Cui Tiankai, the Communist Party’s ambassador to the U.S., has long passed the age of 65 for retirement from the Communist Party at the full ministerial level, but it was recently announced that he will remain in his post. Some analysts believe that one of the reasons for Cui’s extra-long tenure is the lack of a suitable successor.
Last week, the South China Morning Post reported, citing sources in Beijing, that Cui Tiankai, the Communist Party’s ambassador to the United States, is expected to remain in his post. The Chinese government does not plan to replace Cui Tiankai in the near future, in order to manage tensions with the Biden administration and prepare for a long-term confrontation with the competition.
Cui Tiankai, who has turned 68, became ambassador to the U.S. in April 2013, the first ambassador to the U.S. since Xi Jinping took office and the longest-serving CCP ambassador to the U.S.

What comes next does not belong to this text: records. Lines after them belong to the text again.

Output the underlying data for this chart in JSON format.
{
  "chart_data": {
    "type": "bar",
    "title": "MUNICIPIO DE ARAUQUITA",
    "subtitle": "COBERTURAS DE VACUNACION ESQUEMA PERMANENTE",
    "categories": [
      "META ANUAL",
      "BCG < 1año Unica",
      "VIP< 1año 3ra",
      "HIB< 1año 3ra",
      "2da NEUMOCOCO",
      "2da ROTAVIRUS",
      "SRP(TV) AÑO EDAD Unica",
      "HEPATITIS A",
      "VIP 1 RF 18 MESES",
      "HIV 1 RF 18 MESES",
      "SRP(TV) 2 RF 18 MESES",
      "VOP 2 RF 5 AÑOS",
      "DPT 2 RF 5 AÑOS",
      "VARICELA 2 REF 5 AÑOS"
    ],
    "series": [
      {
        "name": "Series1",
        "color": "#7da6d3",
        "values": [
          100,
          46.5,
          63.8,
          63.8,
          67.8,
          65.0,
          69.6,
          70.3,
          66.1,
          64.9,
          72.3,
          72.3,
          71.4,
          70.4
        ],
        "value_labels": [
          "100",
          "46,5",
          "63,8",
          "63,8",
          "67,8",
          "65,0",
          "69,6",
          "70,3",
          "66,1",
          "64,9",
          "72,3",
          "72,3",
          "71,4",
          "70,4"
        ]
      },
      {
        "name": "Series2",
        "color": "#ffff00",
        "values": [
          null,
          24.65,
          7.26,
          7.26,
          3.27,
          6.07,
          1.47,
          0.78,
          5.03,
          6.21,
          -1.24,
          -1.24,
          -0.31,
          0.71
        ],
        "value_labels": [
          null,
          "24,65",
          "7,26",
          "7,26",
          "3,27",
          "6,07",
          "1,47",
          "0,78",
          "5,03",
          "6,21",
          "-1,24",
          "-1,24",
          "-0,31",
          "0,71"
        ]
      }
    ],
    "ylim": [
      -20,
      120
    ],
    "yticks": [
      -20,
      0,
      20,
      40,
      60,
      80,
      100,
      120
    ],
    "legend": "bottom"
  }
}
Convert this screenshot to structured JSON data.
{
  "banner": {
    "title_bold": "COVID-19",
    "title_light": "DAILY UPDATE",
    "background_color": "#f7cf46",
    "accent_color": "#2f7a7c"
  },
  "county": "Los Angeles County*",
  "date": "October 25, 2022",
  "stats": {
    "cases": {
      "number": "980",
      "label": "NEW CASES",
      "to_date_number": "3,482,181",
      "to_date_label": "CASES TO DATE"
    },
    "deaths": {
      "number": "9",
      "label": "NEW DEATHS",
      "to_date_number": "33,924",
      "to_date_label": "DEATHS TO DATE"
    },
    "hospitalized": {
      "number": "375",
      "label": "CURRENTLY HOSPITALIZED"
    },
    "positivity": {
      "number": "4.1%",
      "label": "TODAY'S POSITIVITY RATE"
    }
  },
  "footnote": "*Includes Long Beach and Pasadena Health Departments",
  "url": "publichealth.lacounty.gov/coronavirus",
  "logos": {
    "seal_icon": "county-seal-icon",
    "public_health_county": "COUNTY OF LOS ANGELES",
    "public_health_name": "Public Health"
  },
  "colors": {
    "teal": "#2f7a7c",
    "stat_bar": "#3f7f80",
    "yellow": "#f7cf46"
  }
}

On March 23, an op-ed in the Hong Kong newspaper Ming Pao said that the fact that Cui Tiankai will not be replaced in the short term means that Beijing judges that the Biden Administration will continue the Trump administration’s policy toward the CCP in the short term, so China’s (CCP) strategy toward the U.S. will not need to change either.
The article suggests that another possibility for Beijing not to replace Cui Tiankai is that there is no suitable successor at the moment.
The article concludes that there is no way to tell why Cui Tiankai’s tenure is so long, but he has not been able to return to China for at least three years. He was once a member of the last National Committee of the Chinese People’s Political Consultative Conference (CPPCC) and returned to Beijing every March to attend the National People’s Congress, but after 2018, he stepped down as a CPPCC member, and Trump has already launched a trade war against the Communist Party of China, plus the Epidemic reasons last year and this year, Cui Tiankai fears that he will hardly have a chance to return to China. Now it seems that he will have to wait at least another year and a half to return to China.